Regimented lines of cubicles, head-high partitions or rooms with firmly closed doors have been confined to office history. Nowadays, most offices are designed on open plan principles: colleagues are visible and accessible to each other, encouraging conversation, collaboration and creativity.
But the shared communal space throws up many challenges relating to privacy, territoriality and distractions, and these need to be negotiated with the help of consideration and good manners. Follow our open plan recommendations for a happier, more productive shared working space:
• Work the layout
It will be counter-productive if you cluster all the desks together in large blocs in the centre of the working space. It is better to create ‘pods’ of up to four desks (or shared tables seating up to four colleagues), with lots of passage space between them. This will ensure that workers get up and move around, and easy access will encourage them to walk over to their colleagues’ desks for conversation and consultation, rather than shouting across the office and distracting everyone.
• Create dedicated spaces
Think carefully about how people work together and create spaces away from their desks and the communal area that will accommodate them. You may need to have a formal meeting room with a whiteboard and closing door; alternatively, you may simply need to hive off an area of the office where colleagues can gather around a table to brainstorm, chat or exchange ideas. Maybe it is a good idea to have a ‘quiet space’, where colleagues who want to concentrate can sit with their laptops or notebooks away from background chatter. The important thing is to ensure that team collaborations take place in a dedicated space, which will encourage focus and concentration.
• Separate the Kitchen
Everyone enjoys taking a break, making a cup of coffee, heating up their lunch and enjoying a casual chat with colleagues. It’s time out from the working day, so it shouldn’t be allowed to intrude on working space. Don’t take the open plan aspiration too far; ensure that the kitchen stands apart.
• Respect Privacy
One of the disadvantages of open plan offices is that people’s screens are visible, and employees can feel scrutinised or spied upon. Think about sight lines when you’re positioning desks and computers and try to offset seating positions so that co-workers are not staring at each other or looking straight at a colleague’s screen.
Once you’ve got the open plan layout right, the success or failure of your office is very much down to the behaviour of your employees. For a communal working place to succeed, they will need to be conscious of other people and considerate about how they behave:
• Keep a Tidy Desk
Your workspace is on full view in an open plan office so it’s a good idea to eliminate teetering piles of files and papers, dirty coffee cups or overflowing in-trays. Try and ensure your desk is as empty as possible when you leave it each night – remember, people will read unsightly clutter as a telling sign of disorganisation and disarray.
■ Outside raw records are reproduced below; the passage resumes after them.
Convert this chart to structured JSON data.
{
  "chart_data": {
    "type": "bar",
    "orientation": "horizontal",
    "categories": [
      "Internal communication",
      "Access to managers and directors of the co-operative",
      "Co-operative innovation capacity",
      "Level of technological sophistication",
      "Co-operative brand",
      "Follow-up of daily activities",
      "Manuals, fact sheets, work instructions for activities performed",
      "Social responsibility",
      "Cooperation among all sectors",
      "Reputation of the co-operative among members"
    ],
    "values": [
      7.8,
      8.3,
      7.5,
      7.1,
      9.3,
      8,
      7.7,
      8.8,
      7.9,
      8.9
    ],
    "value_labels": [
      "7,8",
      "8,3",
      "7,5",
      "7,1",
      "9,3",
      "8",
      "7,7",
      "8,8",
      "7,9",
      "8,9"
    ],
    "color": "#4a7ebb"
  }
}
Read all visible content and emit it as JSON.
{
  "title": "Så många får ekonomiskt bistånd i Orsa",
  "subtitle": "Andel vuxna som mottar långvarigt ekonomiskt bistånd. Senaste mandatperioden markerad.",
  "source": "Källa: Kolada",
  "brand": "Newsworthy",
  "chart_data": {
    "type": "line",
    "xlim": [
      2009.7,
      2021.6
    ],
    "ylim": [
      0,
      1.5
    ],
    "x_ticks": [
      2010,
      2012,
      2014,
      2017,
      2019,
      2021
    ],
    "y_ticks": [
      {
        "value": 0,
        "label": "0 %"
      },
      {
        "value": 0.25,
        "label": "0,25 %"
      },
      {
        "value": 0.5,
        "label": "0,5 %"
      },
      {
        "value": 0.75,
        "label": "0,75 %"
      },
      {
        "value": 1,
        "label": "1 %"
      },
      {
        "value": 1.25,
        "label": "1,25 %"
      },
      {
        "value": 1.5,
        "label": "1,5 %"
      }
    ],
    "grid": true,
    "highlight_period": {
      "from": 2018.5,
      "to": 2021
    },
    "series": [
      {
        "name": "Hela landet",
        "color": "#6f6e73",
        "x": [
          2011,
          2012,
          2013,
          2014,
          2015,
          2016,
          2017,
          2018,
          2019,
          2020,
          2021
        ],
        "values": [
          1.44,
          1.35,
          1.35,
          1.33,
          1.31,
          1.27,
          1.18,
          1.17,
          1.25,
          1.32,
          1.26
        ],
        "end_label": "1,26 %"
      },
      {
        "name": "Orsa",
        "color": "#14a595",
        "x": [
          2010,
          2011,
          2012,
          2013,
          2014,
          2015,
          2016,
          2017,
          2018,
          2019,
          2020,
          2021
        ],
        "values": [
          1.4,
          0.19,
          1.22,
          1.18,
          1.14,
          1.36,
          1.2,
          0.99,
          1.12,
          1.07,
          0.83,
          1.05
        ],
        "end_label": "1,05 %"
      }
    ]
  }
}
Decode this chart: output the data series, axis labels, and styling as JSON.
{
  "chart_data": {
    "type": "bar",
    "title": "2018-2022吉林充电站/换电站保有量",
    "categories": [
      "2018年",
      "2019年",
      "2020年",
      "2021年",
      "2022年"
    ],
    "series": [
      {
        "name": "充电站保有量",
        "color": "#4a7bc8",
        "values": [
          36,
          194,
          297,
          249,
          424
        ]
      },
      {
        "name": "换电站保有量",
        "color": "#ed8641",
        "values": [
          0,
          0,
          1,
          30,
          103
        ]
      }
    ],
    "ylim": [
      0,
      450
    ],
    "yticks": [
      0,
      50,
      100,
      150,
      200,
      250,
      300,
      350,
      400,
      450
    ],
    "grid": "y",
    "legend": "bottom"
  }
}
• Don’t be a Noise Nuisance
You may love listening to music or podcasts as you work, but if you do so ensure that you are wearing efficient headphones or earbuds and that no sound is leaking out. Moderate the volume of your voice and don’t shout across the office. Don’t listen to voicemail messages by speakerphone. If you’ve got to make an important phone call or you’re having a video meeting, politely warn your colleagues, and reciprocate by respecting your colleagues’ pleas for silence.
• Don’t be the Office Chatterbox
It’s great to chat with colleagues, to be friendly and interested in their lives. But you must be very aware of the time and the place and ensure that you’re not keeping them from their work or distracting them when they’re trying to concentrate. Attempting to minimise distraction by having whispered conversations is never a good idea – no matter how innocuous the chat, onlookers will begin to feel paranoid and targeted.
• Don’t Eavesdrop
Inevitably, in an open plan office you will be able to hear your neighbours’ conversations. You may be able to switch off from them, but if you do hear something (when they’re talking on the phone or with another colleague) the convention is that you don’t give the game away by reacting to what is being said. Open plan offices can leave people feeling over-exposed, so it is vitally important that colleagues respect each other’s privacy.
• Avoid Smelly Foods
You’re in a shared space, so if you’re inclined to indulge in greasy burgers or last night’s heated-up curry, spare a thought for near neighbours. If your lunch smells pungent it will permeate the atmosphere and your colleagues may find your food odours invasive or repulsive.
• Take it Outside
Try to avoid forcing your near neighbours to witness unfolding personal soap operas. If you’re experiencing a personal drama or crisis, especially something that involves endless phone calls, try and remove yourself from the communal area – explain to your boss if need be.
• Stay Alert and Observant
Keep an eye on your neighbours and ensure that you are not invading their space or distracting them needlessly. Ideally, you shouldn’t have to wait for them to plead for silence – if you can see they’re making an important call, moderate your voice or take a tea-break to give them privacy.